It wasn’t a very satisfactory answer. His running around in the woods in his night clothes didn’t make half as much sense as Poetry and I running around in ours did. It must have seemed absolutely nonsensical to those girl campers who must have thought he and I were the same idiotic boy—which we most certainly weren’t—at least I wasn’t.
Dragonfly was going to explain further when he got stopped as quick as a chicken’s squawking stops when you cut its head off to have it dressed for dinner. His wheezy voice was interrupted by somebody in the direction of Bumblebee Hill calling my name, saying, “Bill! ... Bill Collins! ... WHERE IN THE WORLD ARE YOU!”
“It’s your father!” Poetry stopped stock-still and said.
And it was.
That big, half-worried, half-mad, thundery voice trumpeting down to us from the top of Bumblebee Hill was the well-known voice of Theodore Collins, my reddish-brown-mustached, bushy-eyebrowed father. What on earth was Pop doing out there waving his lantern and calling, “Bill Collins, where in the world are you?”

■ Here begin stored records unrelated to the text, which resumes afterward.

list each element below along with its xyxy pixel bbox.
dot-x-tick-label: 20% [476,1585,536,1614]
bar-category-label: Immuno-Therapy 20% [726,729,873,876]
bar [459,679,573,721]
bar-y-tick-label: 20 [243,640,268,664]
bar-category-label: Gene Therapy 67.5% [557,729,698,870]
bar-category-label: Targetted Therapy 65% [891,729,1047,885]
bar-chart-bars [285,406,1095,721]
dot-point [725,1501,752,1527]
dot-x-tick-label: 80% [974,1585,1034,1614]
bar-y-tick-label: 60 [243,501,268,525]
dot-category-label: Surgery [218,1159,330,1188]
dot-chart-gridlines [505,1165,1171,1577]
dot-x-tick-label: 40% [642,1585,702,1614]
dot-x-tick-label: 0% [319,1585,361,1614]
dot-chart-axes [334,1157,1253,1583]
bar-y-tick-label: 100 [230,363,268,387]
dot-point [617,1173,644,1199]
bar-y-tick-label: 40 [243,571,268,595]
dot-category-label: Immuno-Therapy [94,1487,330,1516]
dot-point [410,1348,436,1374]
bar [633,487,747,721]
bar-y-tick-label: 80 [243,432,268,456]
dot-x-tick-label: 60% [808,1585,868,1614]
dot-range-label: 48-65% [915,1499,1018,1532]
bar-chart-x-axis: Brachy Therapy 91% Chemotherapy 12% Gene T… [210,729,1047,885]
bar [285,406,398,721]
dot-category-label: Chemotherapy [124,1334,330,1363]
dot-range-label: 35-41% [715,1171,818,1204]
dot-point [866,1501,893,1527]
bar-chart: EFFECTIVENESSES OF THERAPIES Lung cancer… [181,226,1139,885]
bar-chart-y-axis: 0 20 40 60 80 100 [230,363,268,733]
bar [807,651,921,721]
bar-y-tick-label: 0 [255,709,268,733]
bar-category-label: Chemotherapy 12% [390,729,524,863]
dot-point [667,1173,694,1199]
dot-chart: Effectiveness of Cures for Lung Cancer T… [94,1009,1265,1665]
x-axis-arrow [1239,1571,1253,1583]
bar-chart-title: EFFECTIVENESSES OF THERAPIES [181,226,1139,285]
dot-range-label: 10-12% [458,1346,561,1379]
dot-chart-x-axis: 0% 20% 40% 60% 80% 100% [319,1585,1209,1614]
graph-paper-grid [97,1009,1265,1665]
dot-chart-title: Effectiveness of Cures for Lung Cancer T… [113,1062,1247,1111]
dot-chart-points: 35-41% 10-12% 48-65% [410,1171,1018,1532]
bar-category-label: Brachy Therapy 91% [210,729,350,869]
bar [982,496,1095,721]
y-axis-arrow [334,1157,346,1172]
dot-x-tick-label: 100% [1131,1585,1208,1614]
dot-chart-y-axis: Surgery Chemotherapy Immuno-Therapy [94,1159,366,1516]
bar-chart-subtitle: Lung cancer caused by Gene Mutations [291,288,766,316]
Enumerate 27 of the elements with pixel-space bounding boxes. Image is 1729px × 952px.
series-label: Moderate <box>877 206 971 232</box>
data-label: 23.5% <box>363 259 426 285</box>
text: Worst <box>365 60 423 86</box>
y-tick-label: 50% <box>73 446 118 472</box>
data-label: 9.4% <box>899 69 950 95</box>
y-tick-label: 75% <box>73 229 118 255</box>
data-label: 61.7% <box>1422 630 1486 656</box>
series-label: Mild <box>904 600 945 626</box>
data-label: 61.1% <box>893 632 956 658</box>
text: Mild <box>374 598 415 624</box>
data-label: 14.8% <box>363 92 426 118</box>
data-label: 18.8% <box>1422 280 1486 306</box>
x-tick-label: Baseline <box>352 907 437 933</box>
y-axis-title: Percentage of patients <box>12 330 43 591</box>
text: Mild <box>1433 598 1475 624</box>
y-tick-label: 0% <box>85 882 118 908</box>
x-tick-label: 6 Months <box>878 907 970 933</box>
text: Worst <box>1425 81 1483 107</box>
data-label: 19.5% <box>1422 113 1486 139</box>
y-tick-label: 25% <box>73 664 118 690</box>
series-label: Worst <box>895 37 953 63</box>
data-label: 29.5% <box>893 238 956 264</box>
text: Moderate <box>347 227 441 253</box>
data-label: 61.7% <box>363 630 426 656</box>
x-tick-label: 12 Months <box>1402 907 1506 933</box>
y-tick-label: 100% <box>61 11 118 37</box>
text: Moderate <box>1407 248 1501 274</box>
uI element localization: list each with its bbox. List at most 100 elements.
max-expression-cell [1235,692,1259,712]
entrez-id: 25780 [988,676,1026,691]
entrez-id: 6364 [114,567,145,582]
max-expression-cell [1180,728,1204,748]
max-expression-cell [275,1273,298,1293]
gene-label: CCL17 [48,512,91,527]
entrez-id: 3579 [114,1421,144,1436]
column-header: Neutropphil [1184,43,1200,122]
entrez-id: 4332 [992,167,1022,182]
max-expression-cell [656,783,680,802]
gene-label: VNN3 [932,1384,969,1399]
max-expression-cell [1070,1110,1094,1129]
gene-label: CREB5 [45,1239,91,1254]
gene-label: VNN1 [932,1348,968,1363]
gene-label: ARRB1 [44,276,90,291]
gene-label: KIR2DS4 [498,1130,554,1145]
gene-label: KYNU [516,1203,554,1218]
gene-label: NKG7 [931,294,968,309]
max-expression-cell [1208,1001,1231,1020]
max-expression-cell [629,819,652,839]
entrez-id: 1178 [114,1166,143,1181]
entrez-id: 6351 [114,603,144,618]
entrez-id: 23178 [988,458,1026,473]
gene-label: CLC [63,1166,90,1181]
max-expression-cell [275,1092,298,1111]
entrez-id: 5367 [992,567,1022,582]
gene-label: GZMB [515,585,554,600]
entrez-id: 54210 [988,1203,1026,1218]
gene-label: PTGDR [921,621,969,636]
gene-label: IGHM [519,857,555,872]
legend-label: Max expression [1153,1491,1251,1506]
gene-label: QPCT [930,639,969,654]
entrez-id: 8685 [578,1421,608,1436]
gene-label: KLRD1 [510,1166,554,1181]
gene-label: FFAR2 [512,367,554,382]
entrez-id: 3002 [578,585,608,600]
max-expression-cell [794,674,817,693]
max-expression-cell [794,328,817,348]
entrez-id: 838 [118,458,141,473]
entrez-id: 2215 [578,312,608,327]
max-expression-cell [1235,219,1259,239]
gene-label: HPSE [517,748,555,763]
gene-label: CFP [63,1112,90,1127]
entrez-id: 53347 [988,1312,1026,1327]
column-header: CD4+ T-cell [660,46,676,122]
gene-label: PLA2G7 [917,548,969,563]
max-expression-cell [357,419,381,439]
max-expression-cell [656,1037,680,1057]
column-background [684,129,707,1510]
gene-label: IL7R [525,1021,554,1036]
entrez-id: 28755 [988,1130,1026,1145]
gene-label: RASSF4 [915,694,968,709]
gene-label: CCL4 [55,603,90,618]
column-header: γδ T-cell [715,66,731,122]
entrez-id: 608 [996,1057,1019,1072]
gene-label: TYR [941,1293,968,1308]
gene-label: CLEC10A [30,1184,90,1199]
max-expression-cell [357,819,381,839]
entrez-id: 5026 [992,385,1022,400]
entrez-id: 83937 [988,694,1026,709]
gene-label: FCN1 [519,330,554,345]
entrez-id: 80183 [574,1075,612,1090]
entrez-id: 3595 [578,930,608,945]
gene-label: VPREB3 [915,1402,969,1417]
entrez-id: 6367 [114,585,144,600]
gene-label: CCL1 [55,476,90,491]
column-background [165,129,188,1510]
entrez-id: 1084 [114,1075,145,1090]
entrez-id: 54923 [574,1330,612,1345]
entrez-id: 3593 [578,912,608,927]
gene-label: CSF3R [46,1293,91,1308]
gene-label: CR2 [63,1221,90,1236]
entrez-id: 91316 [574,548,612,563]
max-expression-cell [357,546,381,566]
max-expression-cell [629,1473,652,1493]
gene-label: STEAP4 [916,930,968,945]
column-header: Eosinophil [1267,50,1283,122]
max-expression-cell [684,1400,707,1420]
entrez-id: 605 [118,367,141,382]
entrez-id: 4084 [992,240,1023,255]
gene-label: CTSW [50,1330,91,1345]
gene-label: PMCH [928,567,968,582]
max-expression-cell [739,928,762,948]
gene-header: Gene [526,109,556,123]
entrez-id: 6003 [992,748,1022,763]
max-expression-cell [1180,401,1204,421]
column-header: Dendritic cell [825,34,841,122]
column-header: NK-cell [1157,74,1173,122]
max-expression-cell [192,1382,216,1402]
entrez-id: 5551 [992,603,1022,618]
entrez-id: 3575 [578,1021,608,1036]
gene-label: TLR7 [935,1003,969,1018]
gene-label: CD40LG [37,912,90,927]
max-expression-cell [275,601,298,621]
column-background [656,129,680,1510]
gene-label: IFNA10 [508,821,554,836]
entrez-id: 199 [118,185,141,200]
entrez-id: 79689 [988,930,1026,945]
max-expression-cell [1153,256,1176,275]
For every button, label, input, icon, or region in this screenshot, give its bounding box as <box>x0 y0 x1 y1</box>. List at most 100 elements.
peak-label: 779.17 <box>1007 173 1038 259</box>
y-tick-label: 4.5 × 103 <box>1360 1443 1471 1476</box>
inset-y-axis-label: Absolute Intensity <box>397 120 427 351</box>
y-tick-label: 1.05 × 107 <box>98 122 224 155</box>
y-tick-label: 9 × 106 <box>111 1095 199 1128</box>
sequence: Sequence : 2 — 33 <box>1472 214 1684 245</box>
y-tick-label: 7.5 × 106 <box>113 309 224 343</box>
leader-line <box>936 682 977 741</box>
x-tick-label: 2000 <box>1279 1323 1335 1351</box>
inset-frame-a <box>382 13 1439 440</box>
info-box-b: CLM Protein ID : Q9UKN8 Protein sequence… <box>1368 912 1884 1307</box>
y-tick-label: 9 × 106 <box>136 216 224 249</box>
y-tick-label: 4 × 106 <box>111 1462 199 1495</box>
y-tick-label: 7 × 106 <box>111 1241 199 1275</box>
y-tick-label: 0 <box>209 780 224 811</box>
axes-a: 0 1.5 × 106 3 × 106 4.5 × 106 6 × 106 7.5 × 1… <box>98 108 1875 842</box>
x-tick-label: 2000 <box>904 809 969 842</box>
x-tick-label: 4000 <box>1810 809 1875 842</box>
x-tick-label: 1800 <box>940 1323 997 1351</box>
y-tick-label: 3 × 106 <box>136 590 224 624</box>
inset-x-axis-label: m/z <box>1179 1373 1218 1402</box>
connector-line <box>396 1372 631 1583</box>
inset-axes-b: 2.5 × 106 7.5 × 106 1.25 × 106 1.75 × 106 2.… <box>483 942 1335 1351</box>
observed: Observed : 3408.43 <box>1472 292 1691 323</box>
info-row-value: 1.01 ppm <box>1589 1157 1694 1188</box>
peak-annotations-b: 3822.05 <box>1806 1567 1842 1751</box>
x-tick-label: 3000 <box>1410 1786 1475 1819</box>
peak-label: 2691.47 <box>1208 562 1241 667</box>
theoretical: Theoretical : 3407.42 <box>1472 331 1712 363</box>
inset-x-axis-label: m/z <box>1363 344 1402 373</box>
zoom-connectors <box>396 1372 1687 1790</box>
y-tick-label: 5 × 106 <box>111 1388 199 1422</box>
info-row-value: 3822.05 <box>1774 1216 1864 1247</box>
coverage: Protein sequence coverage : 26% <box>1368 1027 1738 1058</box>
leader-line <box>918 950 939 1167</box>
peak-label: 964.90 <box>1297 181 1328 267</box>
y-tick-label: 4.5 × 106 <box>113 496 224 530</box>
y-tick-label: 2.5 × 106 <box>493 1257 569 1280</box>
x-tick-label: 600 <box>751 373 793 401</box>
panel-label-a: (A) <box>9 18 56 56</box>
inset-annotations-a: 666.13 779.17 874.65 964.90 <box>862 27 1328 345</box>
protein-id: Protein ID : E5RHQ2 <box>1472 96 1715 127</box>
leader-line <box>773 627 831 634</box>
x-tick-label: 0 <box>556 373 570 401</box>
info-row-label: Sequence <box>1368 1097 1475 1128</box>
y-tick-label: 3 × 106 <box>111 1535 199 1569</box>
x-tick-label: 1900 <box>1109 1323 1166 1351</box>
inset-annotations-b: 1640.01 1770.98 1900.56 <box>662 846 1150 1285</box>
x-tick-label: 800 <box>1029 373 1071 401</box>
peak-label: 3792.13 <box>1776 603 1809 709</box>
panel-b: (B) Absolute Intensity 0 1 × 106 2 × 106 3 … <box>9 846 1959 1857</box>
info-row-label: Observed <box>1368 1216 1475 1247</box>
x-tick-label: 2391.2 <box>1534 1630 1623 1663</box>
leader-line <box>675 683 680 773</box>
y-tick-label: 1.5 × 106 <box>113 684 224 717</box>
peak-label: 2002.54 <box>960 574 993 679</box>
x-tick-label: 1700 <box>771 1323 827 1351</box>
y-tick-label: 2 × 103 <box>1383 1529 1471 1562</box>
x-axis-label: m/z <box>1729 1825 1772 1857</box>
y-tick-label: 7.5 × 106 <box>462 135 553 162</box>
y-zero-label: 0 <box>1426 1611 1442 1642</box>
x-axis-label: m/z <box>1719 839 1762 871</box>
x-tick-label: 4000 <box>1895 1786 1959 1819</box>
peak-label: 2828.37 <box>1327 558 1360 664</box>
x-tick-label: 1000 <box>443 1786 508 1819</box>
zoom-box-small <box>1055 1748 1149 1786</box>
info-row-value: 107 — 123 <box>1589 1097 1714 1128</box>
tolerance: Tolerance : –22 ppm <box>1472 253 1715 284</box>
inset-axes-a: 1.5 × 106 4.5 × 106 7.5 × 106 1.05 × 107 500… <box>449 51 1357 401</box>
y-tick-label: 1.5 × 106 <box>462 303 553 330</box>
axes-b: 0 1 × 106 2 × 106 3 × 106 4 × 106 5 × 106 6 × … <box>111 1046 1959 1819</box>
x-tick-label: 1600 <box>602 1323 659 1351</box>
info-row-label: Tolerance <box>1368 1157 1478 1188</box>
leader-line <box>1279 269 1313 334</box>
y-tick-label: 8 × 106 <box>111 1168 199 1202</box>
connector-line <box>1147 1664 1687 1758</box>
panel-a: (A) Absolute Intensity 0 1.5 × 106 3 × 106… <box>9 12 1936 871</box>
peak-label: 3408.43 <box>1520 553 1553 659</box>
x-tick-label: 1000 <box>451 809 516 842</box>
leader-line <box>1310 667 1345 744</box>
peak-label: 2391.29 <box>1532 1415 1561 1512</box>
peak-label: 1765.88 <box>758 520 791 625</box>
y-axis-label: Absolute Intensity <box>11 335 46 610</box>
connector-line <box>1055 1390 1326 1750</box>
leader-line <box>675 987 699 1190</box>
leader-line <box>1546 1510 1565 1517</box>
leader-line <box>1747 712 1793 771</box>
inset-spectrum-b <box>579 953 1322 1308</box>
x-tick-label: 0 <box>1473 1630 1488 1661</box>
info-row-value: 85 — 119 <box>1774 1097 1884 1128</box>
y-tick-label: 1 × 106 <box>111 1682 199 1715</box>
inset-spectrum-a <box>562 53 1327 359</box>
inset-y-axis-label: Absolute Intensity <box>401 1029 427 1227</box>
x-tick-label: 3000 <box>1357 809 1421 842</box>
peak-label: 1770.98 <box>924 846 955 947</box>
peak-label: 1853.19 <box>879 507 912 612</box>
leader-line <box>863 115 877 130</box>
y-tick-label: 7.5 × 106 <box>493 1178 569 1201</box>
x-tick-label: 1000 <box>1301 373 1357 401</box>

All of a sudden it seemed like wherever I was, it would be a good place not to be. It would be safer if I could take a fast shortcut through the woods and be fast asleep in the tent—or pretending to be—by the time Pop would give up looking for me and come back to the house. I could tell by the tone of his ear-deafening voice that whatever he was saying, he had already said it for the last time.
“Come on,” I whispered to Poetry and Dragonfly, “let’s get home quick—QUICK!” I repeated the last word with a hiss, and lit out for home—the shortcut that would miss Pop, who was still dodging along with his swinging lantern toward the bayou, still calling my name and stopping every few yards to listen. If only Dragonfly could run faster, it would be easy, I thought.
Right then, to my surprise, Pop swung west and started on the run toward the spring. We quick dodged behind some choke-cherry shrubs so as not to be seen, then we scrambled up the hill and into the path made by barefoot boys’ bare feet, and in a fast jiffy reached the rail fence just across the road from the Collins’ gate and the walnut tree.
In less than almost no time, we were inside the tent, Dragonfly puffing and wheezing on account of his asthma, Poetry puffing on account of his weight, and I, just puffing.
But it wasn’t to any peaceful quiet tent that we had come back. Dragonfly was as wet as a drowned rat from having been dunked in the spring water and was shivering with the cold—on such a hot midsummer night!